Yves Boisset ne se limite pas à dénoncer un machisme ambiant dans la police des années 1980. Il montre également un manque d'ouverture d'esprit des gens dits de gauche. Pour preuve, cette inoubliable scène de repas où Corinne Levasseur est ostracisée par une troupe de théâtre lorsqu'elle signale qu'elle est flic. Là encore, est-ce la perception de l'image de la police a changé dans les milieux artistiques ? Pas évident.

lafemmeflic1La femme flic doit évidemment une partie de sa réussite à son excellente distribution. Miou-Miou est parfaite dans le rôle de cette femme en apparence fragile, douce, dont la petite voix tranche avec sa volonté d'aller au bout des choses. C'est une femme forte, une combattante, un peu comparable à Marlène Jobert dans La guerre des polices (1979). Aux côtés de Miou-Miou, on peut compter sur de nombreux seconds rôles savoureux. On a ainsi un Jean-Marc Thibaut à contre-emploi, bien loin de ses rôles comiques, ici en commissaire bourru. On a ainsi un Niels Arestrup en photographe détestable ou encore un Jean-Pierre Kalfon impeccable en directeur de maison de la culture charmeur.

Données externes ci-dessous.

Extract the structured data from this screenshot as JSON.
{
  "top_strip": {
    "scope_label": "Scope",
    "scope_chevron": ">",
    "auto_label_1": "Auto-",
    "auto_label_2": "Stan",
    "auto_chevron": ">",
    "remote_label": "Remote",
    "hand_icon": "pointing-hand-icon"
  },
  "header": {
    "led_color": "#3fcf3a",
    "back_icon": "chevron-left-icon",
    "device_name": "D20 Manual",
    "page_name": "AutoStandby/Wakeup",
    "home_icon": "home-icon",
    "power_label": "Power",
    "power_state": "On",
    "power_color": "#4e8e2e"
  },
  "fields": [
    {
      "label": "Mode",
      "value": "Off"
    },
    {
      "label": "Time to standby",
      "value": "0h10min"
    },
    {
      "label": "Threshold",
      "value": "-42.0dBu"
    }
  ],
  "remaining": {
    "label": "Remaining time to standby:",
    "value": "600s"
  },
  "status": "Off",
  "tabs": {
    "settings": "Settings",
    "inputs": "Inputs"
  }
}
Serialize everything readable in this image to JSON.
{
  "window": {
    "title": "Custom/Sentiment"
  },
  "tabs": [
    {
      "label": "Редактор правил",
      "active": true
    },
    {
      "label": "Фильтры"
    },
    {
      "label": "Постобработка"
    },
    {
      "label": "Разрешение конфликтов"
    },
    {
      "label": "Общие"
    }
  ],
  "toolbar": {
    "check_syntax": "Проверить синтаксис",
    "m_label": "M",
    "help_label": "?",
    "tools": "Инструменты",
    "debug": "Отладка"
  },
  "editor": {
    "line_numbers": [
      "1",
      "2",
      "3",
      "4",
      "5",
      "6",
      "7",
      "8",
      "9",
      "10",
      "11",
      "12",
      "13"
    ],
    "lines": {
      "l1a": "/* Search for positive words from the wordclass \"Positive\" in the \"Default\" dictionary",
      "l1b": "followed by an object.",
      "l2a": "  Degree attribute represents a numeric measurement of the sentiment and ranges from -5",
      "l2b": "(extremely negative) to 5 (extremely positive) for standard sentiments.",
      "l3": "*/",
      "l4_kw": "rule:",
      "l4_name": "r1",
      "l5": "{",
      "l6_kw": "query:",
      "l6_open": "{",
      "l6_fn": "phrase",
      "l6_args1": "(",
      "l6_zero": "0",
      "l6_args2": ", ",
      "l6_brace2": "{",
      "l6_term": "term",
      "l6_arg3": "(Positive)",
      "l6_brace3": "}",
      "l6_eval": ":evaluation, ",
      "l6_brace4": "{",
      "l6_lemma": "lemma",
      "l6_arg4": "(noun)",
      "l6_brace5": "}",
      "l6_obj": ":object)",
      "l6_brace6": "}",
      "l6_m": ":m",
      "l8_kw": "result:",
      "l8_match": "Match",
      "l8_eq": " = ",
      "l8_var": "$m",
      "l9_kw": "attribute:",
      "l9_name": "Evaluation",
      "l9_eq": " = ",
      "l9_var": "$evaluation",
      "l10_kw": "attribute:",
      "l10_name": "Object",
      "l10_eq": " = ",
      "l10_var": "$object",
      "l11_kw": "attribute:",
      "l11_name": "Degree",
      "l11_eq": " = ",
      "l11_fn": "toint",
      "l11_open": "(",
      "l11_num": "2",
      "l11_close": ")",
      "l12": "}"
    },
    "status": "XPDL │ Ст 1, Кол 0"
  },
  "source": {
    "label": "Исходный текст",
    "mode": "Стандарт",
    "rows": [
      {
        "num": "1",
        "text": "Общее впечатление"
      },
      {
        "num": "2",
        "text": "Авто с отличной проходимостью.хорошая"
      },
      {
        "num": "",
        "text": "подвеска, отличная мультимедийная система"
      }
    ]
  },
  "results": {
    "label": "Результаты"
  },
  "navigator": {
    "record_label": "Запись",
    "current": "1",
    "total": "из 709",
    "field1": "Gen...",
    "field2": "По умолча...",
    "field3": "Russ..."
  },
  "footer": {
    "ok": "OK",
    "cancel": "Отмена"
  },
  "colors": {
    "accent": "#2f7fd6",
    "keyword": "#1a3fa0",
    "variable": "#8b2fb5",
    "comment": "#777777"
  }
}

Quelques mots sur la musique du film. Elle est signée Philippe Sarde qui a composé pour l'occasion une musique classique douce, mélancolique, qui renforce l'aspect dramatique de ce long métrage.

Rappelons pour terminer que La femme flic fut en son temps un beau succès commercial. Sorti en janvier 1980, le film a rassemblé 1,8 million de spectateurs. C'est mérité au regard des sujets – toujours actuels – développés, de la qualité de la distribution et de dialogues savoureux en phase avec cette radiographie de la société française. Maheureusement on ne fait plus aujourd'hui des films aussi engagés ! La redécouverte de La femme flic est donc un incontournable.

La-Femme-Flic-Blu-rayCaractéristiques du blu ray édité par Tamasa Distribution :

L'image : L’image est de très bonne facture avec aucun défaut constaté. Elle n’a jamais été aussi belle et la nouvelle restauration 4K est évidente.

Le son : il est puissant, bien réparti dans l’espace et permet d'entendre très distincitement la voix des acteurs.

Complément : L’éditeur Tamasa Distribution a inclu un unique bonus mais quel bonus. Il s'agit d'un film documentaire de Roland-Jean Charna de 48 minutes intitulé “Antigone chez les flics” qui revient sur La femme flic. Grâce aux interventions pertinentes de Richard Marlet, commissaire général honoraire à la Police Judiciaire, Bernard Payen, programmateur à la Cinémathèque Française et le réalisateur Yves Boisset, on apprend énormément de choses. C'est un complément idéal au film permettant de le resituer dans la carrière de Boisset mais aussi d'appréhender les thèmes développés dans le film, en particulier la place de la femme dans la police à cette époque. Passionnant.